Under the umbrella of the eurIPFnet consortium, leading European basic and clinical scientists in the field of interstitial lung diseases united in 2008, made possible by a 3 year grant within the EU 7th Framework Programme, to jointly decipher the natural course and molecular pathomechanisms of Idiopathic Pulmonary Fibrosis (IPF) and to develop new therapeutic strategies for patients with IPF. This devastating disease affects approximately 360.000 patients in the EU and the US and causes a substantial socioeconomic burden. IPF patients experience a progressive dyspnoe due to loss of regularly guidestructured alveolar units and concomitant scarring of the lung. Quality of buy seroquel onlinelife gradually decreases and patients usually die within 3-5 years after diagnosis. Currently, Pirfenidone, a drug aiming at retarding disease progression, is the only treatment approved in Europe.
The translational research programme includes a European IPF registry(eurIPFreg) - established as a permanent data repository and open to all clinical experts in the EU, storing and continuously collecting valuable, reviewed and centrally approved data with regard tonatural course, familiar background and susceptibility factors of IPF. Furthermore, a European IPF biobank(eurIPFbank), in which blood, bronchoalveolar lavage fluid, cells and tissue specimen of IPF subjects are collected and kept in trust, is associated with the eurIPFreg. On eurIPFbank samples, transcriptome, proteome, phosphoproteome andlipidome analysis as well as cellular studies and genetic analysis are performed to unravel the molecular pathways underlying IPF and to identify and establish new diagnostic and prognostic markers. Candidate gene verification is performed in cell culture and animal studies, including siRNA and gene transfection technologies and development of genetically altered mice; resulting in the development of new animal models of IPF. With the help of a broad network of scientists, physicians and patient advocacy groups, we have established a unique, sustainable and internationally unrivalled European infrastructure for investigation and treatment of IPF.

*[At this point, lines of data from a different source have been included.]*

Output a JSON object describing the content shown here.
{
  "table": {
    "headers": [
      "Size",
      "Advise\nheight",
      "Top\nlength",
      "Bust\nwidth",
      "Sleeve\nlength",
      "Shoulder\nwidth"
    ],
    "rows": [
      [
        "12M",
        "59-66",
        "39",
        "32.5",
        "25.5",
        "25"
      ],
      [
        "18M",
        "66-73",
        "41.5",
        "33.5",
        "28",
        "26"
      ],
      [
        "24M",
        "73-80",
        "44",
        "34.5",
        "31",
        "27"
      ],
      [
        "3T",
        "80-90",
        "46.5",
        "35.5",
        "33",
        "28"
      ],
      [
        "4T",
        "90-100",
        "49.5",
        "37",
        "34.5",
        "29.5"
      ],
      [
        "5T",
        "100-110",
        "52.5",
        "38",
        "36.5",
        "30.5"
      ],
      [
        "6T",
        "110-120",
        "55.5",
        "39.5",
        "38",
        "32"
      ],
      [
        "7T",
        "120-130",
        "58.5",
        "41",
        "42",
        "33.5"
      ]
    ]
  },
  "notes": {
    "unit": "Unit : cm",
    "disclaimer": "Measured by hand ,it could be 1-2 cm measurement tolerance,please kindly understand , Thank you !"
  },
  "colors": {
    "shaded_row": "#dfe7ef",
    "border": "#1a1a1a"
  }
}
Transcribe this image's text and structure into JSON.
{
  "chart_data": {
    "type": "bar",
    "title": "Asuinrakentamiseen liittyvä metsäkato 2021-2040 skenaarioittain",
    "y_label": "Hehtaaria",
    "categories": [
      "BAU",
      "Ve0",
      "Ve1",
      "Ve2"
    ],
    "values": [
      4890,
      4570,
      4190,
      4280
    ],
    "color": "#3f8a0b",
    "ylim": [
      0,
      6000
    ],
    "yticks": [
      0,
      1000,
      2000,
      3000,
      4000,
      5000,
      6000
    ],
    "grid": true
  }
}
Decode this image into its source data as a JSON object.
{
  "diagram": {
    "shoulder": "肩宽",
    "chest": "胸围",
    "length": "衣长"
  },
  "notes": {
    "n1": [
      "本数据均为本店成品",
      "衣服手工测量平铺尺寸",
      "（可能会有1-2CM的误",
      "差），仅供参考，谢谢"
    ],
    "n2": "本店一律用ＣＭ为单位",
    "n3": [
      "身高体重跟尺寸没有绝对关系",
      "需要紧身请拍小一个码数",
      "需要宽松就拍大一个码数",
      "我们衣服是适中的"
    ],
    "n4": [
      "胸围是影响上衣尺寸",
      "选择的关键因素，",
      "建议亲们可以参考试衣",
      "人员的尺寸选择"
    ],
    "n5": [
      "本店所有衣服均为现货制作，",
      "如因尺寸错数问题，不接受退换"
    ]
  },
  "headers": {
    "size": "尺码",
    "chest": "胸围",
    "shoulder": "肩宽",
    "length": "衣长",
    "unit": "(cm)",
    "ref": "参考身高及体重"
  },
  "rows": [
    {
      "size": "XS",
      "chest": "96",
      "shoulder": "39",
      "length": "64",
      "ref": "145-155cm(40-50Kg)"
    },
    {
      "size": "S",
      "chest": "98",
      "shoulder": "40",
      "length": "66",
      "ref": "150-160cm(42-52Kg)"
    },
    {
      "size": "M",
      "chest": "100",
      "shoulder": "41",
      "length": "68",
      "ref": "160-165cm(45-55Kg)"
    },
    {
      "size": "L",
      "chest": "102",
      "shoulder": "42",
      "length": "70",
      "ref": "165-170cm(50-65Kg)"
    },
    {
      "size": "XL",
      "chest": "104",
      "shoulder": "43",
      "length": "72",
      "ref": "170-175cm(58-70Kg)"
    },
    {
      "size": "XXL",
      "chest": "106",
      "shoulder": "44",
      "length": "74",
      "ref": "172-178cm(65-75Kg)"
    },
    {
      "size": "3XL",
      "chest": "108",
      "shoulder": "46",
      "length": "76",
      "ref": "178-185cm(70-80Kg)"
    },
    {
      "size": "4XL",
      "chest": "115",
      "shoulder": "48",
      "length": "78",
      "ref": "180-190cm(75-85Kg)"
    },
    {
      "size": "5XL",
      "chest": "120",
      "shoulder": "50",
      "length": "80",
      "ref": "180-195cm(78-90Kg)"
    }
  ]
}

Our mission statement is straight-forward:
Fighting for improved survival in Idiopathic Pulmonary Fibrosis
Goals and Objectives addressed between 2008 and 2011
In the eurIPFnet consortium, European Leaders in the field of Idiopathic Pulmonary Fibrosis (IPF) united to combat this devastating and fatal disease. Our translational research project works on a breakthrough in the understanding of the mechanisms triggering the disease and the consecutive cellular reactions underlying progression into overt fibrosis. Based on the competence, complementary knowledge and critical mass assembled within the Consortium, we addressed the following advances:
- Sustaining of a Europe-wide, internet-based registry and biobank of IPF, thus allowing a precise description of the natural course and its dependence on environmental factors and respiratory co-morbidities (e.g. respiratory infection) and enabling access to IPF biomaterials for involved scientists.
- Description of an IPF-specific transcriptome profile in peripheral blood cells and evaluation of non-invasive, exhaled breath based, surrogate parameters of disease activity.
- Comprehensive description of the signalling pathways underlying initiation and progression of IPF, based on transcriptome, proteome, phosphoproteome and lipidome profiling.
- Identification and verification of molecular events and genes triggering the disease.
- Definition of key changes in cellular interactions and description of the hierarchy of involved growth factors, integrins and proteases involved in the secondary fibrotic response to the trigger.
- Identification of new animal models that better mimic the natural course of IPF as compared to previously available models.
- Identification and preclinical evaluation of new therapeutic compounds for treatment of IPF.